Bruno Le Maire ferme la porte à l’essence à 1,50 euro

1,50 euros. Plus qu’un chiffre, c’est un cri de concentration, et l’un des rares points de convergence entre les différentes formations de l’opposition parlementaire dans la nouvelle Assemblée. Du côté de LR, nous prônons une baisse d’impôt “massive” pour que le litre de carburant ne dépasse pas 1,50 euro. Au RN on attaque la TVA dans l’espoir qu’elle passe de 20% à 5,5%. Enfin, la NUPES, veut un bloc de prix pour qu’ils soient inférieurs à la fameuse barre de 1,50 euros.

Sauf que dans l’édition d’aujourd’hui des Echos, Bruno Le Maire coupe les revendications de son opposition. Très court même. Le ministre de l’Economie et des Finances explique que ce type de proposition, “c’est promettre la lune”. Il suggère aux parties réclamant cette importante baisse de carburant de « se venger ». Et le ministre de saisir sa calculatrice. “Cela coûterait 50 milliards à l’Etat, plus que le budget du ministère de la Transition écologique, et tout ça pour subventionner les énergies fossiles.

La baisse de 18 cts le litre pourrait durer jusqu’à la fin de l’année

L’opposition devrait apprécier très modérément la porte que le ministre vient de fermer à ses propositions, qui promet des débats houleux à l’Assemblée lors de l’examen de la loi sur le pouvoir d’achat qui sera présentée dans quelques jours. Ainsi, pour tenter de les apaiser, Bruno Le Maire a voulu laisser passer un rayon de lumière à travers l’opacité de son refus.

Il évoque la baisse de 18 cents qui, sur l’addition, devrait être prolongée jusqu’à la fin août et même progressivement, jusqu’à la fin de l’année. Mais il compte aller un peu plus loin. “Nous sommes prêts à nous adresser à l’opposition responsable : pourquoi ne pas envisager de prolonger la coupe de 18 cents d’ici la fin de l’année ?” Autant dire qu’au moins cette mesure devrait être inscrite dans la future loi.

Patrick Pouyanné, président de Total, pour avoir moins roulé.

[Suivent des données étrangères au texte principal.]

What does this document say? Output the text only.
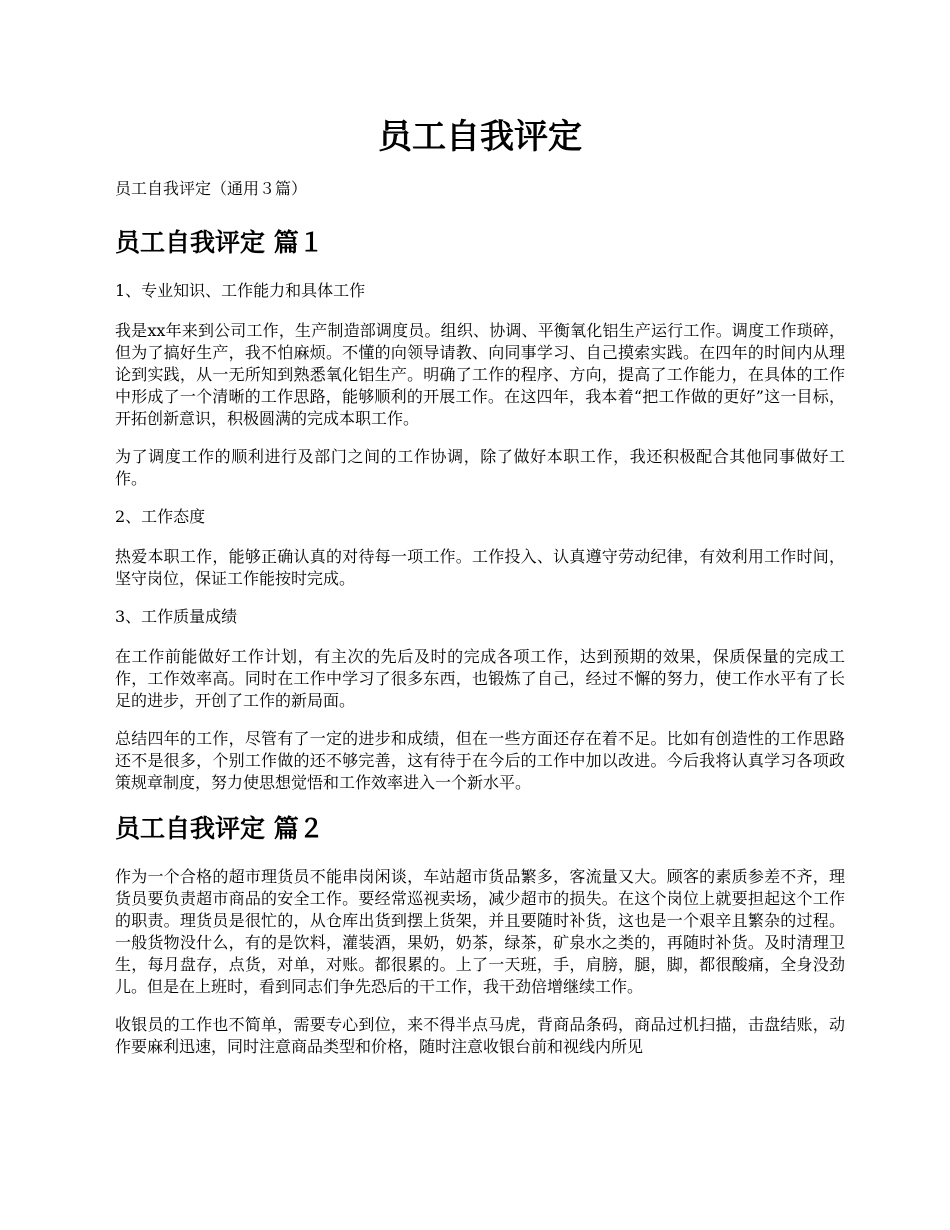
员工自我评定

员工自我评定（通用３篇）

员工自我评定 篇１

1、专业知识、工作能力和具体工作

我是xx年来到公司工作，生产制造部调度员。组织、协调、平衡氧化铝生产运行工作。调度工作琐碎，但为了搞好生产，我不怕麻烦。不懂的向领导请教、向同事学习、自己摸索实践。在四年的时间内从理论到实践，从一无所知到熟悉氧化铝生产。明确了工作的程序、方向，提高了工作能力，在具体的工作中形成了一个清晰的工作思路，能够顺利的开展工作。在这四年，我本着“把工作做的更好”这一目标，开拓创新意识，积极圆满的完成本职工作。

为了调度工作的顺利进行及部门之间的工作协调，除了做好本职工作，我还积极配合其他同事做好工作。

2、工作态度

热爱本职工作，能够正确认真的对待每一项工作。工作投入、认真遵守劳动纪律，有效利用工作时间，坚守岗位，保证工作能按时完成。

3、工作质量成绩

在工作前能做好工作计划，有主次的先后及时的完成各项工作，达到预期的效果，保质保量的完成工作，工作效率高。同时在工作中学习了很多东西，也锻炼了自己，经过不懈的努力，使工作水平有了长足的进步，开创了工作的新局面。

总结四年的工作，尽管有了一定的进步和成绩，但在一些方面还存在着不足。比如有创造性的工作思路还不是很多，个别工作做的还不够完善，这有待于在今后的工作中加以改进。今后我将认真学习各项政策规章制度，努力使思想觉悟和工作效率进入一个新水平。

员工自我评定 篇２

作为一个合格的超市理货员不能串岗闲谈，车站超市货品繁多，客流量又大。顾客的素质参差不齐，理货员要负责超市商品的安全工作。要经常巡视卖场，减少超市的损失。在这个岗位上就要担起这个工作的职责。理货员是很忙的，从仓库出货到摆上货架，并且要随时补货，这也是一个艰辛且繁杂的过程。一般货物没什么，有的是饮料，灌装酒，果奶，奶茶，绿茶，矿泉水之类的，再随时补货。及时清理卫生，每月盘存，点货，对单，对账。都很累的。上了一天班，手，肩膀，腿，脚，都很酸痛，全身没劲儿。但是在上班时，看到同志们争先恐后的干工作，我干劲倍增继续工作。

收银员的工作也不简单，需要专心到位，来不得半点马虎，背商品条码，商品过机扫描，击盘结账，动作要麻利迅速，同时注意商品类型和价格，随时注意收银台前和视线内所见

Mais alors que les politiciens se battent et négocient pour contenir la hausse des prix du carburant, Total a peut-être trouvé la solution ultime. Son chef, Patrick Pouyanné, vient de signer, avec son collègue EDF et son collègue Engie, une tribune dans le JDD intitulée Le prix de l’énergie menace notre cohésion. Jusque-là, nous ne pouvons qu’être d’accord avec les trois signataires. En revanche, leur proposition pour endiguer le problème est pour le moins lunaire, puisque le trio demande aux Français de réduire “immédiatement”, ce sont leurs propres termes, leur consommation d’énergie.

Très bien, nous n’utilisons plus la voiture pour aller travailler, alors que, pour la plupart des Français, c’est le seul moyen de déplacement possible. Quant aux sorties de vacances, oublions. Fait intéressant, dans la tribune cosignée par Patrick Pouyanné n’évoque pas les 4 milliards de bénéfices obtenus depuis le début de l’année et les 20 milliards attendus pour 2022. L’effort de Total pour juguler l’inflation pétrolière (hormis la réduction de 10 ct en été ). dans ses stations-service d’autoroute, bien loin des 5 euros accordés il y a quelques mois) est donc de renoncer à gagner plus, incitant les consommateurs à acheter moins de leurs produits. Enfin, quand Bruno Le Maire demande à retrouver la raison, peut-être entre les lignes de son interview, il s’adresse au patron de Total.